Sudan has threatened to once again close its border with South Sudan, just two months after it was opened for the first time since the latter's secession in 2011.

South Sudan seceded from Sudan in an acrimonious split following a 2011 referendum in which 99 percent of South Sudanese backed independence. The border between the two remained until January, when Sudanese President Omar Hassan al-Bashir ordered it to be opened.

Bashir's government has long accused South Sudan of supporting a rebellion in its Darfur region and another insurgency in Blue Nile and South Kordofan, allegations which the South Sudanese government denies. The war in Darfur has been ongoing since 2003 and Bashir is currently subject to an arrest warrant issued by the International Criminal Court in 2009 for crimes against humanity, war crimes and genocide related to the conflict. An estimated 400,000 people have been killed and 2.5 million displaced by the Darfur conflict, which has been called a genocide by U.S. authorities. Bashir denies the ICC charges.

An aide to President Bashir, Ibrahim Mahmoud, warned on Thursday that South Sudan must desist its alleged support for rebel groups in Sudan or else face the possible closure of the border, Reuters reported. The warning came before peace talks scheduled for Friday in the Ethiopian capital Addis Ababa involving the Sudanese government, the main opposition party and several armed rebel groups.

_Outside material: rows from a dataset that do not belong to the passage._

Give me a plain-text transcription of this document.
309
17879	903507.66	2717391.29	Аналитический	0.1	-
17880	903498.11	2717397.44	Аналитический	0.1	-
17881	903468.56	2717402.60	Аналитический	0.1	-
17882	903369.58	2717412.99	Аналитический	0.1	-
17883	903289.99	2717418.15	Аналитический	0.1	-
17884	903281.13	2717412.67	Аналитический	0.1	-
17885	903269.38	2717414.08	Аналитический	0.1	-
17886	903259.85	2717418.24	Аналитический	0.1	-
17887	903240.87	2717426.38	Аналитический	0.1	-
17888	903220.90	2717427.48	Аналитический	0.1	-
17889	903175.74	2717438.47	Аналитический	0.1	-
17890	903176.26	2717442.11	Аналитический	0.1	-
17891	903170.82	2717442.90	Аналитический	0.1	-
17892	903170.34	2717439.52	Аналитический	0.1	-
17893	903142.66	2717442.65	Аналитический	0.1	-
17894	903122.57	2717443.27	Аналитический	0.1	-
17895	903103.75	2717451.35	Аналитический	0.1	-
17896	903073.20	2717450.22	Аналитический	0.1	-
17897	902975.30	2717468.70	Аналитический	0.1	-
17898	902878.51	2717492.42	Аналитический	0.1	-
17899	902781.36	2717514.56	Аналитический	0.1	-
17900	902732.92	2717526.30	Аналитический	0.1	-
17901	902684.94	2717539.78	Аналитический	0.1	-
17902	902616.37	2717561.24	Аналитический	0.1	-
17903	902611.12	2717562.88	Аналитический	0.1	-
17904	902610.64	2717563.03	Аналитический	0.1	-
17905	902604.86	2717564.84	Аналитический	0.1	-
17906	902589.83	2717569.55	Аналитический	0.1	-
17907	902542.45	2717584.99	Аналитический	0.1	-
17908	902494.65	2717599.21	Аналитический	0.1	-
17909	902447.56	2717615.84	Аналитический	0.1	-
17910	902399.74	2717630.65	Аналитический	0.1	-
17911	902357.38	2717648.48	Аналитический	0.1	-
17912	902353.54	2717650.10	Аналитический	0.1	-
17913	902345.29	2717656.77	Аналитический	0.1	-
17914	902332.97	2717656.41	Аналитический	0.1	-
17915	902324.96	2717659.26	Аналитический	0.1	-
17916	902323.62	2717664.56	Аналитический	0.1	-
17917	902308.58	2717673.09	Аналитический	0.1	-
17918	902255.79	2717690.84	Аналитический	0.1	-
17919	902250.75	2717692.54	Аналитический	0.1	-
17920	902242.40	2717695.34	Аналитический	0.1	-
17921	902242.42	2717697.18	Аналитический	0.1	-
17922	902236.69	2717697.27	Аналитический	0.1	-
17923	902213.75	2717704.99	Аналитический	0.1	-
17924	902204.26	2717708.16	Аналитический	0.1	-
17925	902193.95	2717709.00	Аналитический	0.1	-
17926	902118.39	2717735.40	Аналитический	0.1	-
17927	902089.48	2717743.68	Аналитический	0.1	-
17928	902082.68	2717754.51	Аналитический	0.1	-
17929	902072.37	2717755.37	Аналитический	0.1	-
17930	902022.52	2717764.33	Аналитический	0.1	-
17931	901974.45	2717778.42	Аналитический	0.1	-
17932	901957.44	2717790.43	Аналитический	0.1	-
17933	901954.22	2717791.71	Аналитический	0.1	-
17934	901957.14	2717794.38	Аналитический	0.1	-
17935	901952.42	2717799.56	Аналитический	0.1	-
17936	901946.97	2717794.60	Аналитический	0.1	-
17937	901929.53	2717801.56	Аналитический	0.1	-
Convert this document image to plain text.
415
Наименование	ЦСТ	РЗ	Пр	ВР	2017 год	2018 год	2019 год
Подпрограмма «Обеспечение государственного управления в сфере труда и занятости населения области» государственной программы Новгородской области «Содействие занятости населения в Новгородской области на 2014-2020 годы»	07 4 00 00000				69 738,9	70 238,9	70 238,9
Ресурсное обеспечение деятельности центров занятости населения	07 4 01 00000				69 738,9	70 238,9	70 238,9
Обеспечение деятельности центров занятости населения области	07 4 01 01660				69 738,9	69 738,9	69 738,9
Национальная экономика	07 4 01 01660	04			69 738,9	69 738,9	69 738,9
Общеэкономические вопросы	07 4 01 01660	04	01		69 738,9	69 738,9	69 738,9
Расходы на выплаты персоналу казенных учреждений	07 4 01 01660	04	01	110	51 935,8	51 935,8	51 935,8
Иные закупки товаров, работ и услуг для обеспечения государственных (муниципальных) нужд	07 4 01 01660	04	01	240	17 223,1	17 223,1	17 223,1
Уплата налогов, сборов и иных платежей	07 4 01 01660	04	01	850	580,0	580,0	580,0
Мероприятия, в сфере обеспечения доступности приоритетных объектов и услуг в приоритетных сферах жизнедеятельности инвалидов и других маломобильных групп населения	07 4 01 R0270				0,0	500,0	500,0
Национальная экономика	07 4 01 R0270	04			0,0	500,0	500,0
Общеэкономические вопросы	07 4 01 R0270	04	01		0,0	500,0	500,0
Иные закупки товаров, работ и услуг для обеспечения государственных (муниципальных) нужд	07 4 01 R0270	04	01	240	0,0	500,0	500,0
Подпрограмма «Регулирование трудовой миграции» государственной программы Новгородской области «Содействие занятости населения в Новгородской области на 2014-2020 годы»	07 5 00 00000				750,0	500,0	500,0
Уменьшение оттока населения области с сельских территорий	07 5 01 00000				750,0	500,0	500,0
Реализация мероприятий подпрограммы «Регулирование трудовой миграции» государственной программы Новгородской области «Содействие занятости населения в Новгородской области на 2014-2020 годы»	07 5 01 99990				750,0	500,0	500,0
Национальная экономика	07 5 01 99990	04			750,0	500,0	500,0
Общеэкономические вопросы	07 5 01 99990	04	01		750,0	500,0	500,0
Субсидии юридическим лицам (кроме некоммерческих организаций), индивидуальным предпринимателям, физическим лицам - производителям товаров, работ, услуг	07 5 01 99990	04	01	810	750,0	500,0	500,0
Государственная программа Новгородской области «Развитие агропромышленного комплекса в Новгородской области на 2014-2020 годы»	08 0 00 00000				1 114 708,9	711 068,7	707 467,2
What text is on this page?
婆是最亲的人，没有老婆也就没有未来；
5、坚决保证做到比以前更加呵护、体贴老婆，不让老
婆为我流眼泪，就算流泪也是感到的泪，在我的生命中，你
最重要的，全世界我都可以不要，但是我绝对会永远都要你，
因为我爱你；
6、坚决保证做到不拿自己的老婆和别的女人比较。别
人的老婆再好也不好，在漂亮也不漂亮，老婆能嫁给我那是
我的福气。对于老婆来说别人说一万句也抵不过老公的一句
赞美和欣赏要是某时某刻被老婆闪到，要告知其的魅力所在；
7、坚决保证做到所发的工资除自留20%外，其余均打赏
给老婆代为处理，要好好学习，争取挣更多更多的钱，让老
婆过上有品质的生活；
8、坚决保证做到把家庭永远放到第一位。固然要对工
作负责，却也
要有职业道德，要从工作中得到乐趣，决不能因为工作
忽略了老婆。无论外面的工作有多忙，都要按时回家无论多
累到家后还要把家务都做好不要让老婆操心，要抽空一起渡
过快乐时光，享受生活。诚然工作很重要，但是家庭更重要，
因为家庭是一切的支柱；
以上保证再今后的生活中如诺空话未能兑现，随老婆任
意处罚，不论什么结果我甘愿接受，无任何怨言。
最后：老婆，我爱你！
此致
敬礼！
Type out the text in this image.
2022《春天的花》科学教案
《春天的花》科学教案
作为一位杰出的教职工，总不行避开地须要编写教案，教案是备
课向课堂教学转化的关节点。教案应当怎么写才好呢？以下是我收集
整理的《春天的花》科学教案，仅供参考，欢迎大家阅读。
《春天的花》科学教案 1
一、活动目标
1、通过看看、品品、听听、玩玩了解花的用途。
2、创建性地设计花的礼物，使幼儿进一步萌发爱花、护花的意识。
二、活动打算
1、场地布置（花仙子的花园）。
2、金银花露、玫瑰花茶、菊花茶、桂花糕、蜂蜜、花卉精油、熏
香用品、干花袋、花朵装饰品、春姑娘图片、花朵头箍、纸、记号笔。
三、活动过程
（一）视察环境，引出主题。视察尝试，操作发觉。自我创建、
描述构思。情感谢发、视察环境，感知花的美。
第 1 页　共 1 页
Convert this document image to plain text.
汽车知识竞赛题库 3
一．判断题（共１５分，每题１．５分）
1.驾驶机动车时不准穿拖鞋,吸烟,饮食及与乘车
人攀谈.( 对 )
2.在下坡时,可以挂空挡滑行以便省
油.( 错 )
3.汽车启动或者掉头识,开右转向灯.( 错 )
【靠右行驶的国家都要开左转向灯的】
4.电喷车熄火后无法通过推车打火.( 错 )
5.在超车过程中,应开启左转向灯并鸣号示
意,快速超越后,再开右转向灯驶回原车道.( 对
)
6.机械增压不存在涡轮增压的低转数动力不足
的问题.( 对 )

The order to open the border was seen as marking a new phase of relations between the two countries, which have been tense since the south's secession. South Sudan took around 75 percent of Sudan's oil when it gained independence, estimated to be about 5 billion barrels according to the U.S. Energy Information Administration. Prior to Bashir's order, South Sudanese President Salva Kiir had already directed troops to withdraw from the Sudanese border, claiming it was time to "normalize our relations with our brothers and sisters" in Sudan.